There have been 2 non-public funds at this sale and three traders. One of many non-public funds received 4 of the liens, together with the utility lien that was mentioned earlier and one of many traders got here away with the biggest tax lien within the sale (round $8,100) and he paid $20,000 premium to get it! I do know that this does not sound like a superb deal, and it wasn’t the most effective deal on the market, however it’s worthwhile.

Tax Lien Deal Evaluation

Taxes offered at this sale are for the earlier 12 months, however proper now there are present taxes due that may be paid by the investor as soon as the tax lien certificates is issued. The annual taxes on this specific property are round $6,700. The investor will get no curiosity on the $8,100 certificates quantity, however he’ll get a 4% penalty it for the reason that lien quantity is over $5000. He’ll get no curiosity on the premium. He’ll get to pay the present 12 months’s taxes of $6,700 and make 18% on that. Then if he does nothing extra and the lien redeems after one 12 months, he’ll make $860 revenue (4% of 8100 + 18% of 6700) on a complete funding of 34,800, for a ROI of two.5%. Not excellent in any respect!

However that wasn’t probably the most that was paid for a tax lien at this sale. Probably the most premium paid for a lien at this sale was $32,000 for a $4,500 lien. So how may that be any higher than paying 20,000 for a $8,100 lien? The annual taxes on this parcel are $10,300. That is vital as a result of this municipality does have a year-end penalty. The year-end penalty is one other 6% penalty that’s added to the next tax quantity paid (along with the 18% every year already assessed to the tax payer) on the finish of the 12 months if the next tax quantity paid is over $10,000. So on this case the investor may get 24% on the $10,300 present taxes in the event that they get to carry the lien via the top of the 12 months and pay all of the sub taxes. If the lien would not redeem till for a full 12 months the investor may make $2652 (4% of 4500 + 24% of 10300) on an funding of 36,600 for an ROI of seven.2%. This was a greater deal, however not probably the most worthwhile deal of the sale.
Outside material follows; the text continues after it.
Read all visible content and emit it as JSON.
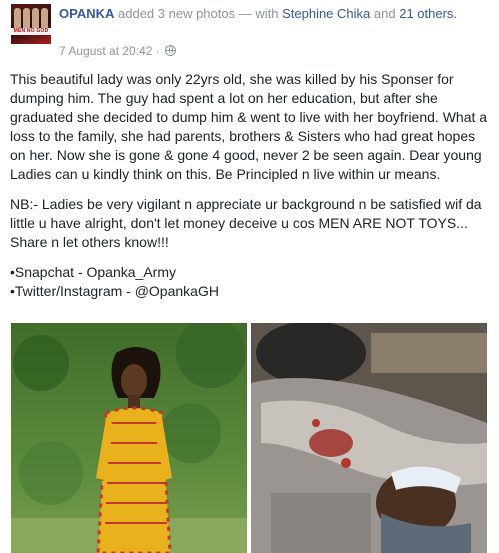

Probably the most worthwhile deal (bid by the identical fund) was a $2000 lien for which they bid $8,000 in premium and the annual taxes are near $7,000. If the lien will not be redeemed till subsequent 12 months and so they pay the present taxes, they’ll make round $1300 revenue on a complete funding of $17,000 which is a ROI of seven.6 %. It’s worthwhile to pay premium for tax liens which are over $1500, you simply want some fairly deep pockets with the intention to it!

Be aware: The precise numbers from the tax sale had been rounded off to entire numbers that made the calculations for our functions simpler to do and it simpler to exhibit easy methods to analyze a tax lien investing deal at a New Jersey tax sale.